Dicen que anhelamos lo que no tenemos. Que, cuando lo conseguimos, perdemos el interés. El deseo se desvanece.
Yo sólo anhelo un minuto más. Y cuando lo obtenga, supongo que desearé otro. Y luego otro. Y otro. Hasta que no tenga fuerzas ni para desear. O hasta que me apuñalen, o me pase por encima un 4x4.
Me quedo frito sobre la colcha. Noche tras noche. Un calcetín cuelga del pie. El otro está en el suelo. La babilla empapa, paulatinamente, la almohada. El flexo sigue encendido. Mi madre suele decir que el día menos pensado saldré ardiendo.

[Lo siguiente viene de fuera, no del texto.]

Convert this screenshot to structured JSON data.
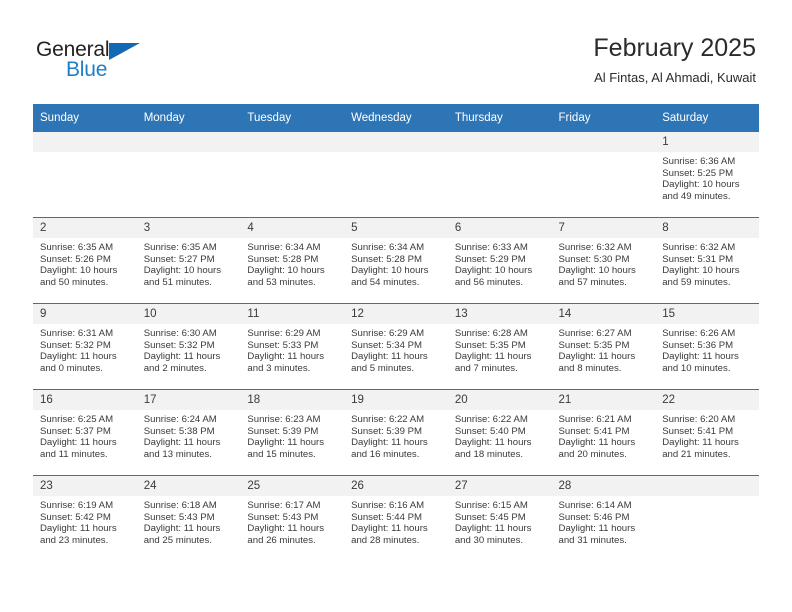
{
  "brand": {
    "name_top": "General",
    "name_bottom": "Blue",
    "triangle_color": "#1268b3",
    "top_color": "#231f20",
    "bottom_color": "#1f7fc4"
  },
  "header": {
    "title": "February 2025",
    "subtitle": "Al Fintas, Al Ahmadi, Kuwait"
  },
  "theme": {
    "header_bg": "#2e75b6",
    "header_text": "#ffffff",
    "daynum_bg": "#f2f2f2",
    "cell_bg": "#ffffff",
    "text": "#3a3a3a"
  },
  "weekdays": [
    "Sunday",
    "Monday",
    "Tuesday",
    "Wednesday",
    "Thursday",
    "Friday",
    "Saturday"
  ],
  "weeks": [
    [
      {
        "day": "",
        "sunrise": "",
        "sunset": "",
        "daylight": "",
        "empty": true
      },
      {
        "day": "",
        "sunrise": "",
        "sunset": "",
        "daylight": "",
        "empty": true
      },
      {
        "day": "",
        "sunrise": "",
        "sunset": "",
        "daylight": "",
        "empty": true
      },
      {
        "day": "",
        "sunrise": "",
        "sunset": "",
        "daylight": "",
        "empty": true
      },
      {
        "day": "",
        "sunrise": "",
        "sunset": "",
        "daylight": "",
        "empty": true
      },
      {
        "day": "",
        "sunrise": "",
        "sunset": "",
        "daylight": "",
        "empty": true
      },
      {
        "day": "1",
        "sunrise": "Sunrise: 6:36 AM",
        "sunset": "Sunset: 5:25 PM",
        "daylight": "Daylight: 10 hours and 49 minutes."
      }
    ],
    [
      {
        "day": "2",
        "sunrise": "Sunrise: 6:35 AM",
        "sunset": "Sunset: 5:26 PM",
        "daylight": "Daylight: 10 hours and 50 minutes."
      },
      {
        "day": "3",
        "sunrise": "Sunrise: 6:35 AM",
        "sunset": "Sunset: 5:27 PM",
        "daylight": "Daylight: 10 hours and 51 minutes."
      },
      {
        "day": "4",
        "sunrise": "Sunrise: 6:34 AM",
        "sunset": "Sunset: 5:28 PM",
        "daylight": "Daylight: 10 hours and 53 minutes."
      },
      {
        "day": "5",
        "sunrise": "Sunrise: 6:34 AM",
        "sunset": "Sunset: 5:28 PM",
        "daylight": "Daylight: 10 hours and 54 minutes."
      },
      {
        "day": "6",
        "sunrise": "Sunrise: 6:33 AM",
        "sunset": "Sunset: 5:29 PM",
        "daylight": "Daylight: 10 hours and 56 minutes."
      },
      {
        "day": "7",
        "sunrise": "Sunrise: 6:32 AM",
        "sunset": "Sunset: 5:30 PM",
        "daylight": "Daylight: 10 hours and 57 minutes."
      },
      {
        "day": "8",
        "sunrise": "Sunrise: 6:32 AM",
        "sunset": "Sunset: 5:31 PM",
        "daylight": "Daylight: 10 hours and 59 minutes."
      }
    ],
    [
      {
        "day": "9",
        "sunrise": "Sunrise: 6:31 AM",
        "sunset": "Sunset: 5:32 PM",
        "daylight": "Daylight: 11 hours and 0 minutes."
      },
      {
        "day": "10",
        "sunrise": "Sunrise: 6:30 AM",
        "sunset": "Sunset: 5:32 PM",
        "daylight": "Daylight: 11 hours and 2 minutes."
      },
      {
        "day": "11",
        "sunrise": "Sunrise: 6:29 AM",
        "sunset": "Sunset: 5:33 PM",
        "daylight": "Daylight: 11 hours and 3 minutes."
      },
      {
        "day": "12",
        "sunrise": "Sunrise: 6:29 AM",
        "sunset": "Sunset: 5:34 PM",
        "daylight": "Daylight: 11 hours and 5 minutes."
      },
      {
        "day": "13",
        "sunrise": "Sunrise: 6:28 AM",
        "sunset": "Sunset: 5:35 PM",
        "daylight": "Daylight: 11 hours and 7 minutes."
      },
      {
        "day": "14",
        "sunrise": "Sunrise: 6:27 AM",
        "sunset": "Sunset: 5:35 PM",
        "daylight": "Daylight: 11 hours and 8 minutes."
      },
      {
        "day": "15",
        "sunrise": "Sunrise: 6:26 AM",
        "sunset": "Sunset: 5:36 PM",
        "daylight": "Daylight: 11 hours and 10 minutes."
      }
    ],
    [
      {
        "day": "16",
        "sunrise": "Sunrise: 6:25 AM",
        "sunset": "Sunset: 5:37 PM",
        "daylight": "Daylight: 11 hours and 11 minutes."
      },
      {
        "day": "17",
        "sunrise": "Sunrise: 6:24 AM",
        "sunset": "Sunset: 5:38 PM",
        "daylight": "Daylight: 11 hours and 13 minutes."
      },
      {
        "day": "18",
        "sunrise": "Sunrise: 6:23 AM",
        "sunset": "Sunset: 5:39 PM",
        "daylight": "Daylight: 11 hours and 15 minutes."
      },
      {
        "day": "19",
        "sunrise": "Sunrise: 6:22 AM",
        "sunset": "Sunset: 5:39 PM",
        "daylight": "Daylight: 11 hours and 16 minutes."
      },
      {
        "day": "20",
        "sunrise": "Sunrise: 6:22 AM",
        "sunset": "Sunset: 5:40 PM",
        "daylight": "Daylight: 11 hours and 18 minutes."
      },
      {
        "day": "21",
        "sunrise": "Sunrise: 6:21 AM",
        "sunset": "Sunset: 5:41 PM",
        "daylight": "Daylight: 11 hours and 20 minutes."
      },
      {
        "day": "22",
        "sunrise": "Sunrise: 6:20 AM",
        "sunset": "Sunset: 5:41 PM",
        "daylight": "Daylight: 11 hours and 21 minutes."
      }
    ],
    [
      {
        "day": "23",
        "sunrise": "Sunrise: 6:19 AM",
        "sunset": "Sunset: 5:42 PM",
        "daylight": "Daylight: 11 hours and 23 minutes."
      },
      {
        "day": "24",
        "sunrise": "Sunrise: 6:18 AM",
        "sunset": "Sunset: 5:43 PM",
        "daylight": "Daylight: 11 hours and 25 minutes."
      },
      {
        "day": "25",
        "sunrise": "Sunrise: 6:17 AM",
        "sunset": "Sunset: 5:43 PM",
        "daylight": "Daylight: 11 hours and 26 minutes."
      },
      {
        "day": "26",
        "sunrise": "Sunrise: 6:16 AM",
        "sunset": "Sunset: 5:44 PM",
        "daylight": "Daylight: 11 hours and 28 minutes."
      },
      {
        "day": "27",
        "sunrise": "Sunrise: 6:15 AM",
        "sunset": "Sunset: 5:45 PM",
        "daylight": "Daylight: 11 hours and 30 minutes."
      },
      {
        "day": "28",
        "sunrise": "Sunrise: 6:14 AM",
        "sunset": "Sunset: 5:46 PM",
        "daylight": "Daylight: 11 hours and 31 minutes."
      },
      {
        "day": "",
        "sunrise": "",
        "sunset": "",
        "daylight": "",
        "empty": true
      }
    ]
  ]
}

Estoy tumbado en el sofá. Ella, sentada en su sillón. Nuestras manos, enlazadas. Y en la tele, María Teresa Campos, Ana Obregón, y todo el equipo. Ella recuerda sus tiempos de novia. Me pregunta por la mía. Sonrío, y le acaricio los nudillos.

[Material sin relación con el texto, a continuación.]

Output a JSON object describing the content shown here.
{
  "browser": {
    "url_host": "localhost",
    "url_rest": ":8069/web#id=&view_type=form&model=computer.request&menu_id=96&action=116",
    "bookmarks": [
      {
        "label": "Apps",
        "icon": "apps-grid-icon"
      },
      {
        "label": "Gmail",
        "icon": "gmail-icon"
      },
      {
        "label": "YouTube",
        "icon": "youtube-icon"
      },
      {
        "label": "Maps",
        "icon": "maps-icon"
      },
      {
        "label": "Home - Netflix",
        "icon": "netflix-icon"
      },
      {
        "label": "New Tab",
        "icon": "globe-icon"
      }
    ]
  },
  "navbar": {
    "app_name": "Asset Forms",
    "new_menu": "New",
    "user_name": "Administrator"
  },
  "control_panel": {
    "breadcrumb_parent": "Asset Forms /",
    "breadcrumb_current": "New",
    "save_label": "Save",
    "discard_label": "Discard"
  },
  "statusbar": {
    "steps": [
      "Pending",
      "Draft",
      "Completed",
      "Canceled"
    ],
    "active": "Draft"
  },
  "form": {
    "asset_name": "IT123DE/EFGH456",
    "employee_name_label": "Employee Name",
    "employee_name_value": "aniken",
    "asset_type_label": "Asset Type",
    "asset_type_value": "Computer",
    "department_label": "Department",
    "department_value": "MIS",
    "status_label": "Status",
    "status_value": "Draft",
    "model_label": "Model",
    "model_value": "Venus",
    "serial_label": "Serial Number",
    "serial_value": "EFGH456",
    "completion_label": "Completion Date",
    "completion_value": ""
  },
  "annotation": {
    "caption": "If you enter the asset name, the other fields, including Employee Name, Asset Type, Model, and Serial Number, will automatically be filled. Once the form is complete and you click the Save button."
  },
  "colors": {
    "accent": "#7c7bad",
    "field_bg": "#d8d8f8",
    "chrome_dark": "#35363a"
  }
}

Los cabrones avariciosos del pueblo han talado todos los chopos de la ribera. Ahora, el río fluye calvo a su paso por el municipio. Entre los lugareños se comenta que los mandatarios se han embolsado 100.000 euros con la acción.

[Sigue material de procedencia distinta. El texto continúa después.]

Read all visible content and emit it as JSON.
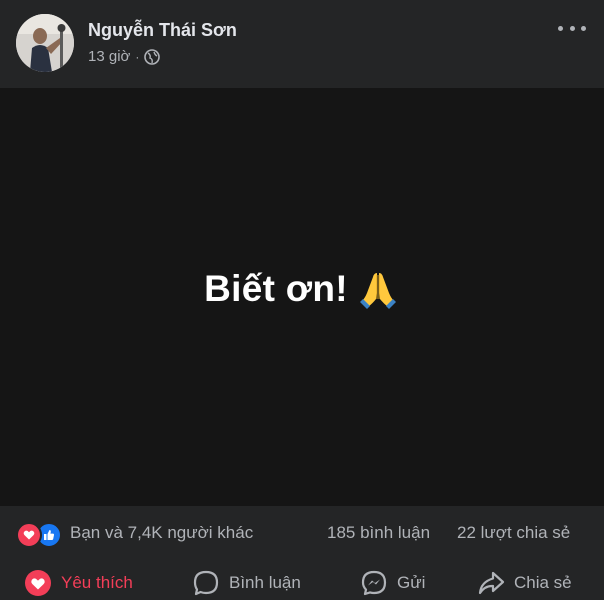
{
  "post": {
    "author": "Nguyễn Thái Sơn",
    "time": "13 giờ",
    "separator": "·",
    "privacy_icon": "globe-icon",
    "content_text": "Biết ơn!",
    "content_emoji": "folded-hands-icon"
  },
  "summary": {
    "reactions": [
      "love-reaction-icon",
      "like-reaction-icon"
    ],
    "reactions_text": "Bạn và 7,4K người khác",
    "comments": "185 bình luận",
    "shares": "22 lượt chia sẻ"
  },
  "actions": {
    "love_label": "Yêu thích",
    "comment_label": "Bình luận",
    "send_label": "Gửi",
    "share_label": "Chia sẻ"
  },
  "colors": {
    "background": "#242526",
    "content_bg": "#151515",
    "love": "#f33e58",
    "like": "#1877f2",
    "text_secondary": "#b0b3b8"
  }
}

Tipos con toda la cara de un neandertal me observan desde detrás de sus cubatas de cuatro euros. Me analizan, dentro de sus posibilidades. Se preguntan qué hace una mujer como ella con un niñato como yo. Noto sus miradas clavándose en mi cogote.
Me recosté sobre la hierba. La boca de L. suspiraba enamorada junto a mi oreja. Manzanas y bocadillos de tortilla. Y pilas de besos. Observábamos a la niña oriental que regaba margaritas con el tapón de una botella de agua mineral.